Llegamos a un acuerdo, si bien con patente disgusto por parte del bibliotecario, quien nos condujo hacia el sol cegador del patio, tras lo cual atravesamos una segunda arcada que permitía el acceso a otro patio, en cuyo centro se alzaba un edificio muy antiguo. Este segundo patio no estaba tan bien cuidado como el primero, y tanto los edificios como las piedras del pavimento tenían un aspecto descuidado. Brotaban malas hierbas entre las piedras y observé que crecía un árbol en la esquina de un tejado. Si lo dejaban ahí, con el tiempo se haría lo bastante grande como para destruir ese extremo de la edificación.

Imaginé que reparar esa casa de Dios no era una de las prioridades del Gobierno búlgaro.

Su principal atracción era Rila, con su historia búlgara «pura» y sus relaciones con la rebelión contra los otomanos. Este antiguo lugar, por hermoso que fuera, hundía sus raíces en los bizantinos, invasores y ocupantes como los otomanos posteriores, y había sido armenio, georgiano y griego. ¿No nos acabábamos de enterar de que también había sido independiente bajo los otomanos, al contrario que otros monasterios búlgaros? No era de extrañar que el Gobierno dejara crecer árboles en los tejados.

El bibliotecario nos condujo hasta una habitación esquinada.

—La enfermería —explicó Ranov.

La cooperación de Ranov me ponía más nervioso a medida que pasaban los minutos. A la enfermería se accedía por una desvencijada puerta de madera, y dentro vimos una escena tan patética que no me gusta recordarla. Había dos monjes alojados. La habitación estaba amueblada tan sólo con sus catres, una única silla de madera y una estufa de hierro. Incluso con esa estufa, en invierno debía hacer un frío espantoso. El suelo era de piedra, las paredes encaladas, salvo por una hornacina en una esquina: lámpara colgante, concha muy trabajada, icono deslustrado de la Virgen.

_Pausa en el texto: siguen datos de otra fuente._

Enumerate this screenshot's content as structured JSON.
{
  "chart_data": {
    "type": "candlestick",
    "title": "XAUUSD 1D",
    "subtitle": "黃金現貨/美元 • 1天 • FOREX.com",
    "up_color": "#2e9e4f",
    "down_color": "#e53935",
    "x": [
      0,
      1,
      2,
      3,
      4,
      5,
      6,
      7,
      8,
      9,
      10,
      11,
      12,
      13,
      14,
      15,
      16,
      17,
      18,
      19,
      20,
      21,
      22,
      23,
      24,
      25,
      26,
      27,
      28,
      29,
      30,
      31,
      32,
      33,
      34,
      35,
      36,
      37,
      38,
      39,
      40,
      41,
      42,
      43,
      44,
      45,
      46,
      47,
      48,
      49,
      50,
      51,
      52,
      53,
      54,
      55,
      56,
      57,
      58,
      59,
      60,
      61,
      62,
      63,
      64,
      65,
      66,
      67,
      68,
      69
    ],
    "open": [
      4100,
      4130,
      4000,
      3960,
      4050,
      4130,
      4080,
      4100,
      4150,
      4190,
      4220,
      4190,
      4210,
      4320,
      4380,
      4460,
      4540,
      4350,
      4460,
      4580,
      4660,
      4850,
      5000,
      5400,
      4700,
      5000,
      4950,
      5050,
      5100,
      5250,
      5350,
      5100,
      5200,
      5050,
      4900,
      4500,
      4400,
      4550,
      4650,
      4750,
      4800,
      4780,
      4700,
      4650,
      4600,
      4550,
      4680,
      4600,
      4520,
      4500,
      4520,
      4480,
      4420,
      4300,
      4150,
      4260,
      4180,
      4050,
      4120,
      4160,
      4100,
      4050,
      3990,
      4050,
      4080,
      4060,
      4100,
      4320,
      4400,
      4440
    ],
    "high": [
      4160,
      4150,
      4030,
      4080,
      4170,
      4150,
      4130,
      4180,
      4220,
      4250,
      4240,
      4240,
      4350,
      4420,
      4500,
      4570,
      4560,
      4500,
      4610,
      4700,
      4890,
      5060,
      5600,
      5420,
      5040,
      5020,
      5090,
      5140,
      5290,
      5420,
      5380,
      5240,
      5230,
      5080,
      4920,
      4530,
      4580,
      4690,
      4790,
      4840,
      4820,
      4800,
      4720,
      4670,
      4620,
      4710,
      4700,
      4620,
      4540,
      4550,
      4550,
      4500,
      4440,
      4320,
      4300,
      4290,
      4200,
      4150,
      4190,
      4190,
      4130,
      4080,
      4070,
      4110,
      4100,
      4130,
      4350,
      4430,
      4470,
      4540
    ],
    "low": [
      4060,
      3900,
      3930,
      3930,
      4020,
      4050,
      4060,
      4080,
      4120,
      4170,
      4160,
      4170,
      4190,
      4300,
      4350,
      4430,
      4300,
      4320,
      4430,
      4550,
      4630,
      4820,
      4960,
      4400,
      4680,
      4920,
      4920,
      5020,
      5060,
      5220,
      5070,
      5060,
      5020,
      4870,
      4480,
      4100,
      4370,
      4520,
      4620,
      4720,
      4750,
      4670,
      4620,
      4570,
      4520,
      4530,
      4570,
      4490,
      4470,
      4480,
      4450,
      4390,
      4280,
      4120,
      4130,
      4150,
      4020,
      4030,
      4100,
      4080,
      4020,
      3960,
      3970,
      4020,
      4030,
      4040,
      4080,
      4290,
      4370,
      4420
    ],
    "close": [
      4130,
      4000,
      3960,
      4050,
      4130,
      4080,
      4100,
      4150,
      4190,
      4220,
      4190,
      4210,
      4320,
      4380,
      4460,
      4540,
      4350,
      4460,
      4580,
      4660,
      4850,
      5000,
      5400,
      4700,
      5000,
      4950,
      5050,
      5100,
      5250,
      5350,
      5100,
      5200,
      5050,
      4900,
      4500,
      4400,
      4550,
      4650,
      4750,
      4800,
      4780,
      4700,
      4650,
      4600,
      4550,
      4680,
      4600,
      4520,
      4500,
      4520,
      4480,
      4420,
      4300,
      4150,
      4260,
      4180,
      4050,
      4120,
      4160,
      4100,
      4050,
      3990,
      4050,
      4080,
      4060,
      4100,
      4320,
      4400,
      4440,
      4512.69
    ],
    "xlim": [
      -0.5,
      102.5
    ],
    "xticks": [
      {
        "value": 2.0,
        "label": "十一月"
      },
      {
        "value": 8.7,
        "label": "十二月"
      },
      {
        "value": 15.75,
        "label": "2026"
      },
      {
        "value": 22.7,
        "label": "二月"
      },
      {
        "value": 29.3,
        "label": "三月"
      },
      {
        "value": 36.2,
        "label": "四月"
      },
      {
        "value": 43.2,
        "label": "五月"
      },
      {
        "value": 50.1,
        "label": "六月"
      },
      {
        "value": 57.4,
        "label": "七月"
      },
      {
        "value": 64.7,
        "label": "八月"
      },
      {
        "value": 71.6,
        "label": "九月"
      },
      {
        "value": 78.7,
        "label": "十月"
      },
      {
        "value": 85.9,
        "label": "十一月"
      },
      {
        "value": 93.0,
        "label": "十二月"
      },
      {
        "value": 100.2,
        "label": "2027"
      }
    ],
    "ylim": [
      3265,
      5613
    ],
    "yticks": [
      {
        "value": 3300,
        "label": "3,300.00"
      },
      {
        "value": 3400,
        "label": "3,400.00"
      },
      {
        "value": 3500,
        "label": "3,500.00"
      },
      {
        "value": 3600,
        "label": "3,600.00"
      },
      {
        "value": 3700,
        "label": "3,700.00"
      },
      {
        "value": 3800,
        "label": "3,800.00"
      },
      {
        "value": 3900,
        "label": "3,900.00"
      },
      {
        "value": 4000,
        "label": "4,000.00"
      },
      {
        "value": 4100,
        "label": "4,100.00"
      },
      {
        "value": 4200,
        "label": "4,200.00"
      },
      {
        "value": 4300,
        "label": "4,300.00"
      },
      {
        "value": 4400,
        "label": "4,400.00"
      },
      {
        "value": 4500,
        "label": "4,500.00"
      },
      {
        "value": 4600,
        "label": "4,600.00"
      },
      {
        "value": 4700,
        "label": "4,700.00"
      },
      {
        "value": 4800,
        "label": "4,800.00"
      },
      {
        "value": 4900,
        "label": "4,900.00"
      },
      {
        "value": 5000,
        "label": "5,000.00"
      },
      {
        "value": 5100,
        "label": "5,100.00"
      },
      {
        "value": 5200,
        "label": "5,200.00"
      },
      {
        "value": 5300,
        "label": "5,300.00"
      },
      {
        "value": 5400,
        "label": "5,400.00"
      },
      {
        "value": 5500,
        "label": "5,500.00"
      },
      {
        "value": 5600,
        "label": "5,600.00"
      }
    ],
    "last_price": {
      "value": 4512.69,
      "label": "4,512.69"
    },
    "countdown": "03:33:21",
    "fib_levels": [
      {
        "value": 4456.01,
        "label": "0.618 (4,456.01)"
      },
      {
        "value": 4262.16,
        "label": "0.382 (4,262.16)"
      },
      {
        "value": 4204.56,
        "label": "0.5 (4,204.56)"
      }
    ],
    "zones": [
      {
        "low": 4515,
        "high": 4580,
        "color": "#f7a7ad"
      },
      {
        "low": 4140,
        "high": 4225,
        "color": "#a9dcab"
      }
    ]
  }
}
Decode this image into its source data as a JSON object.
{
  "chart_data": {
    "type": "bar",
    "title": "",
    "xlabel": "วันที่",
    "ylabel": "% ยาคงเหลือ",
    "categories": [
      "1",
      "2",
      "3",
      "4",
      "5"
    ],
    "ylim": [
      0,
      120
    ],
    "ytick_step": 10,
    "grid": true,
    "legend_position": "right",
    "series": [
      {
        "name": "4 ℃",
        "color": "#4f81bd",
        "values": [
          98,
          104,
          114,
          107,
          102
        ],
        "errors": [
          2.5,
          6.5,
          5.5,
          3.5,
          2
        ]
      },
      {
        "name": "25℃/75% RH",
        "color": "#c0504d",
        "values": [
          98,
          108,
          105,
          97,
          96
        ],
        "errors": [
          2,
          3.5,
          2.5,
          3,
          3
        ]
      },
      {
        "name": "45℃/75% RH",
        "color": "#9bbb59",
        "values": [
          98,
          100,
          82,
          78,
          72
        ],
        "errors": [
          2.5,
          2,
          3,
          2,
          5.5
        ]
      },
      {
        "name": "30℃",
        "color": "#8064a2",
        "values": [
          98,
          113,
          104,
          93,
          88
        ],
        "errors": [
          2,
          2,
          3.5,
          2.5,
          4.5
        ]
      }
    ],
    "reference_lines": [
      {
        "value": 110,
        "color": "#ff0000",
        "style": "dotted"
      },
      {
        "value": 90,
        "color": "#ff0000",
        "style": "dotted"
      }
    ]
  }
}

Uno de los ancianos estaba tendido en su jergón y no nos miró cuando entramos. Vi al cabo de un momento que sus ojos estaban permanentemente cerrados, hinchados y rojos, y de que volvía la barbilla de vez en cuando como si intentara ver con ella. Estiba cubierto casi por completo con una sábana blanca, y una de sus manos tanteaba el borde del catre, como para encontrar el límite del espacio, el punto donde podía caer al suelo si no iba con cuidado, mientras la otra mano tironeaba de la piel rota de su cuello.